Klaus Müller bot Marion galant und nach alter Schule den Arm. Wie von einem unsichtbaren Faden gezogen, hakte sie sich bei ihm unter und ging mit ihm. Sie nahm ihre Umgebung kaum noch wahr, war völlig in seinen Bann gezogen. Sie registrierte seinen Duft und nahm an, dass es ein Parfüm von Boss war, speicherte seine Kleidung, seine Mimik und Gestik, als müsse sie all das archivieren.
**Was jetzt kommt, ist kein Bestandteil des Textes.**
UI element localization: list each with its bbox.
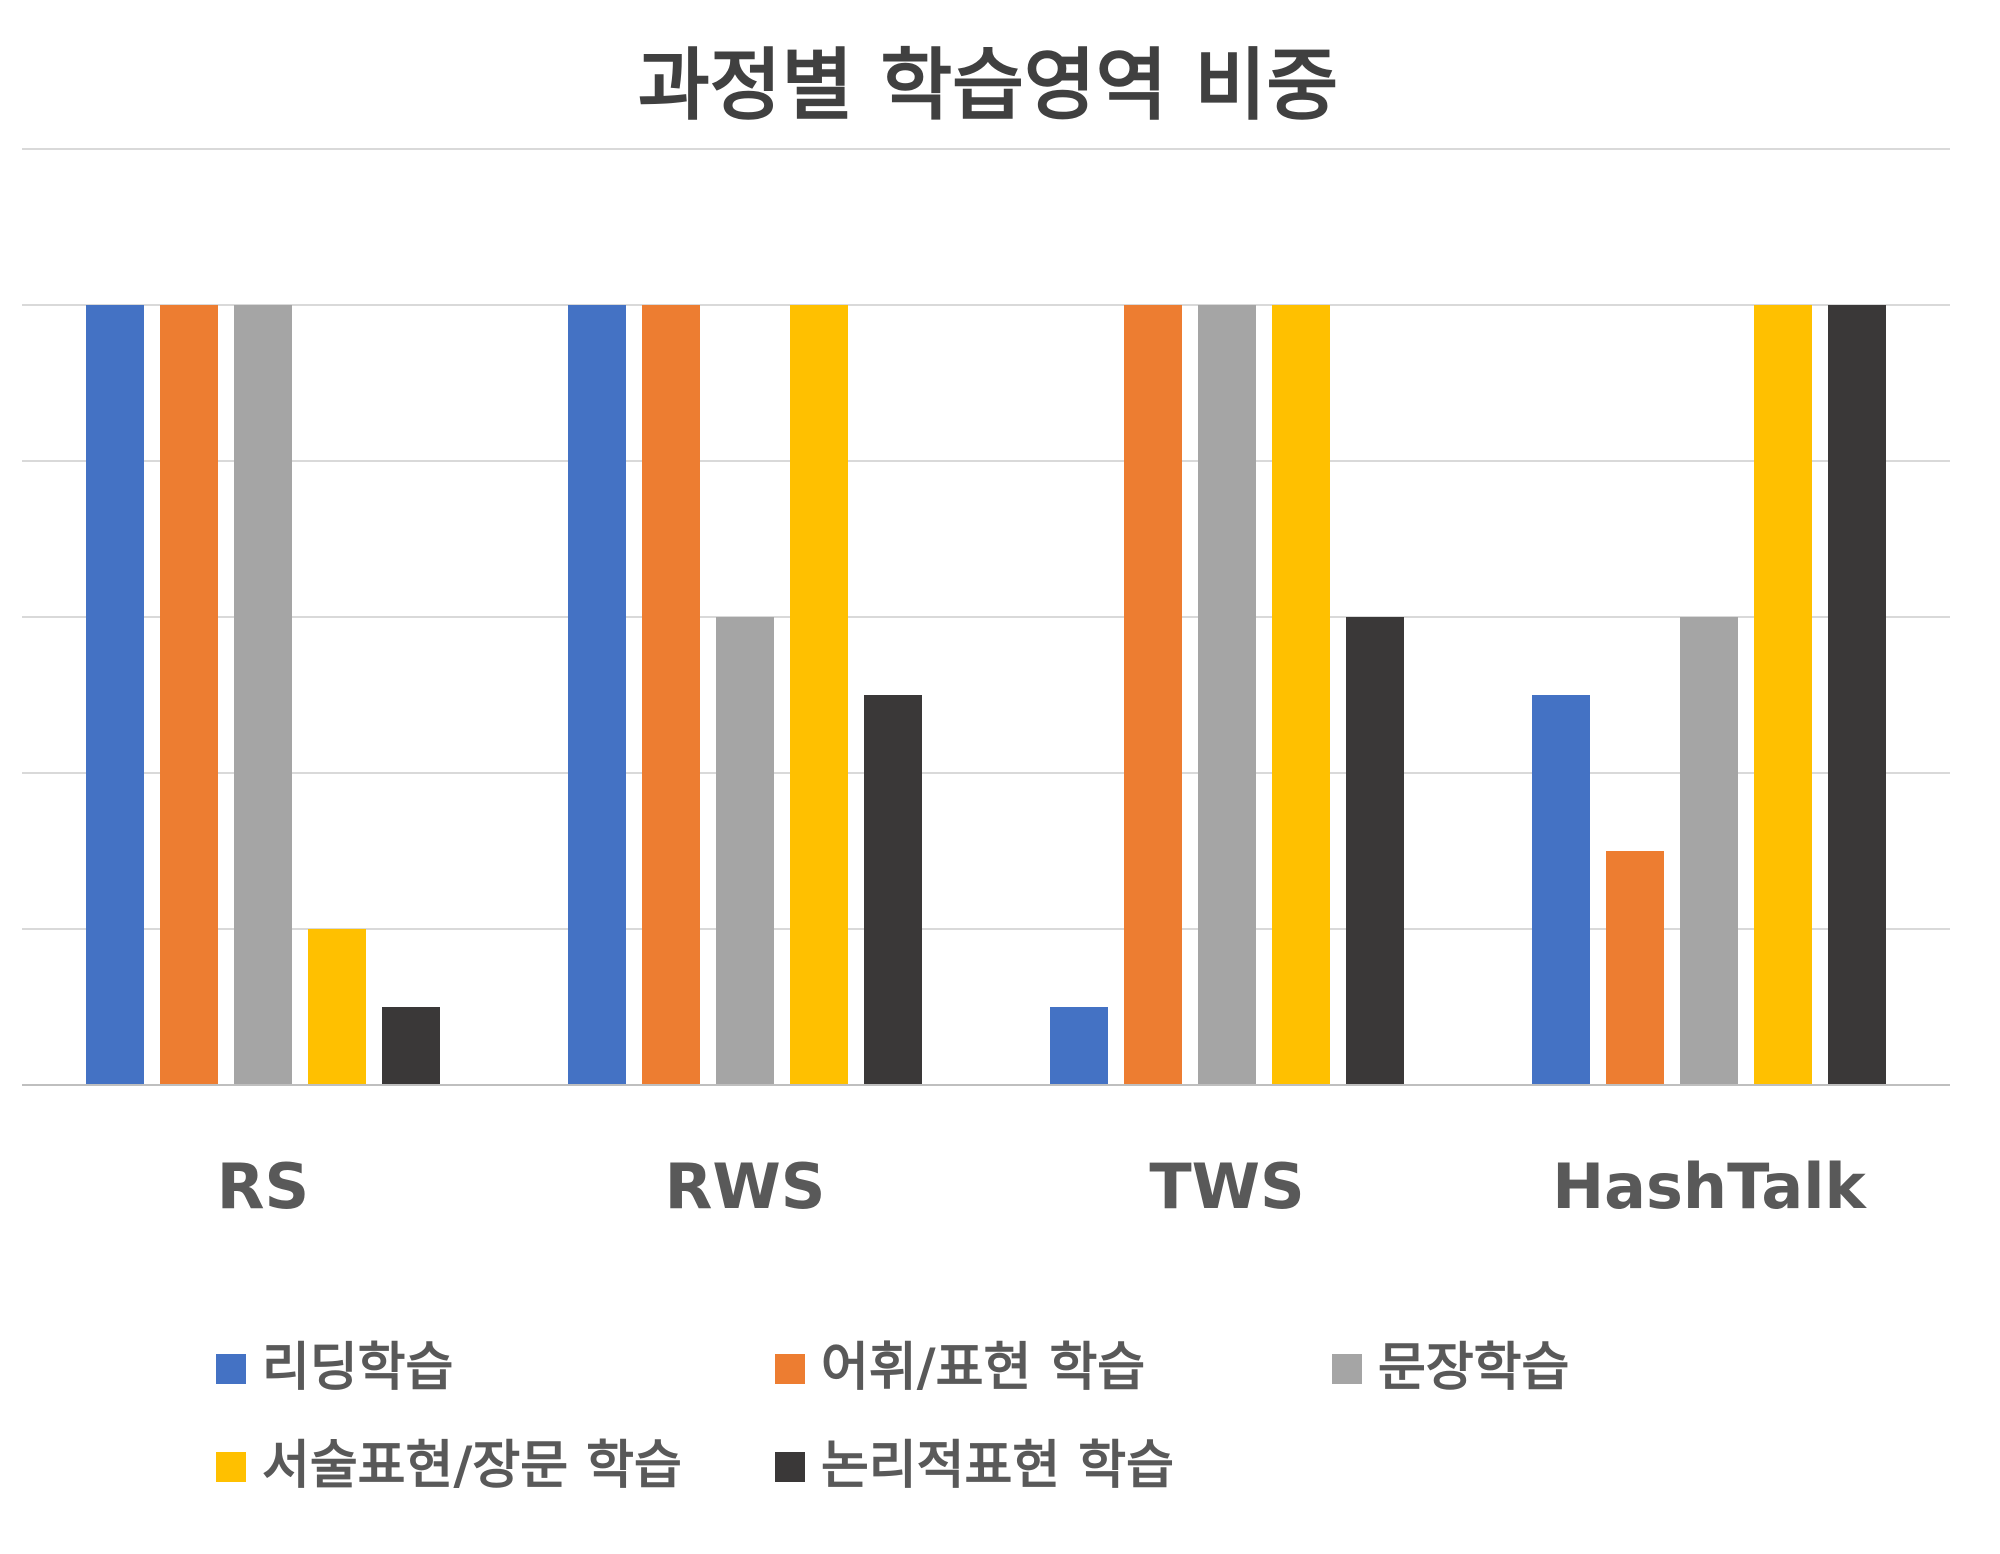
legend-label: 서술표현/장문 학습 [262,1436,682,1496]
category-label-rws: RWS [665,1150,826,1223]
bar-hashtalk-series-4 [1754,305,1812,1085]
bar-tws-series-4 [1272,305,1330,1085]
gridlines [22,304,1950,930]
category-label-rs: RS [217,1150,309,1223]
bar-rs-series-2 [160,305,218,1085]
legend-item-5: 논리적표현 학습 [775,1436,1174,1496]
bar-rs-series-5 [382,1007,440,1085]
legend-item-3: 문장학습 [1332,1338,1569,1398]
legend-swatch [216,1452,246,1482]
bar-tws-series-1 [1050,1007,1108,1085]
bar-hashtalk-series-3 [1680,617,1738,1085]
legend-item-2: 어휘/표현 학습 [775,1338,1145,1398]
legend-swatch [216,1354,246,1384]
bar-tws-series-3 [1198,305,1256,1085]
bar-tws-series-2 [1124,305,1182,1085]
category-label-hashtalk: HashTalk [1552,1150,1867,1223]
chart-title: 과정별 학습영역 비중 [638,41,1338,131]
legend-label: 논리적표현 학습 [821,1436,1174,1496]
bar-rws-series-2 [642,305,700,1085]
bar-rws-series-3 [716,617,774,1085]
legend-label: 어휘/표현 학습 [821,1338,1145,1398]
bar-rs-series-4 [308,929,366,1085]
bar-hashtalk-series-5 [1828,305,1886,1085]
legend-label: 리딩학습 [262,1338,453,1398]
bar-rws-series-4 [790,305,848,1085]
bars [86,305,1886,1085]
bar-rws-series-5 [864,695,922,1085]
bar-rs-series-3 [234,305,292,1085]
legend-swatch [775,1452,805,1482]
legend-swatch [775,1354,805,1384]
bar-rs-series-1 [86,305,144,1085]
category-labels: RS RWS TWS HashTalk [217,1150,1868,1223]
legend-item-4: 서술표현/장문 학습 [216,1436,682,1496]
legend-label: 문장학습 [1378,1338,1569,1398]
category-label-tws: TWS [1149,1150,1304,1223]
bar-hashtalk-series-1 [1532,695,1590,1085]
bar-hashtalk-series-2 [1606,851,1664,1085]
legend-swatch [1332,1354,1362,1384]
bar-rws-series-1 [568,305,626,1085]
bar-tws-series-5 [1346,617,1404,1085]
legend-item-1: 리딩학습 [216,1338,453,1398]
Klaus erzählte derweil, welche Bücher er in den letzten Wochen verschlungen hatte. Es waren tatsächlich zwei dabei, die sie auch kannte, obwohl sie nicht auf den Bestsellerlisten zu finden waren. Sie diskutierten über die Figuren, den Plot, all diese Dinge, und hatten stets ähnliche Meinungen. Eine solche Nähe zu einem Menschen hatte Marion lange nicht gefühlt. Was machten da die mindestens 20 Jahre, die sie trennten? Sie hatte keine Kraft, sich von ihm zu lösen, wollte sich noch länger mit ihm austauschen. Weiter über Literatur sprechen, philosophieren. Lachen. Denn auch das war mit Klaus Müller uneingeschränkt möglich. Sie schienen sogar denselben Humor zu haben. Sagte einer von ihnen etwas Amüsantes, lachten beide gleichzeitig an derselben Stelle. Marions Herz klopfte immer heftiger. Sie war auf dem besten Weg, sich in diesen wildfremden Mann zu verlieben, der ihr inzwischen alles andere als fremd erschien.
Sie kamen an einem Café in der Ostseeallee an und Klaus suchte umsichtig einen Tisch. Er kümmerte sich darum, dass Marion die Sonne nicht ins Gesicht schien, aber auch dass sie in einer windstillen Ecke saß. Er stand sogar wieder auf und stellte den ausgefahrenen Sonnenschirm so, dass sie optimal geschützt wurde. So etwas war Marion noch nie passiert. Sie musste auf sich achtgeben! Aber mit Klaus Müller einen Kaffee zu trinken, war schließlich harmlos. Was bedeutete das schon? Sie war frei, hatte Urlaub. Und es war jemand da, der sie beachtete, der ihr zuhörte und sie ernst nahm.
»Was möchten Sie denn gerne essen?« Er reichte Marion die Karte.
Sie entschied sich sofort für einen Latte macchiato und einen Apfelstrudel mit Vanillesoße. »Das nehme ich auch immer«, lachte er. »Wir haben offenbar nicht nur denselben Namen. Wollen wir Du sagen?« Er berührte Marion nur leicht, aber das genügte, dass sich alle Härchen auf ihrem Unterarm aufstellten.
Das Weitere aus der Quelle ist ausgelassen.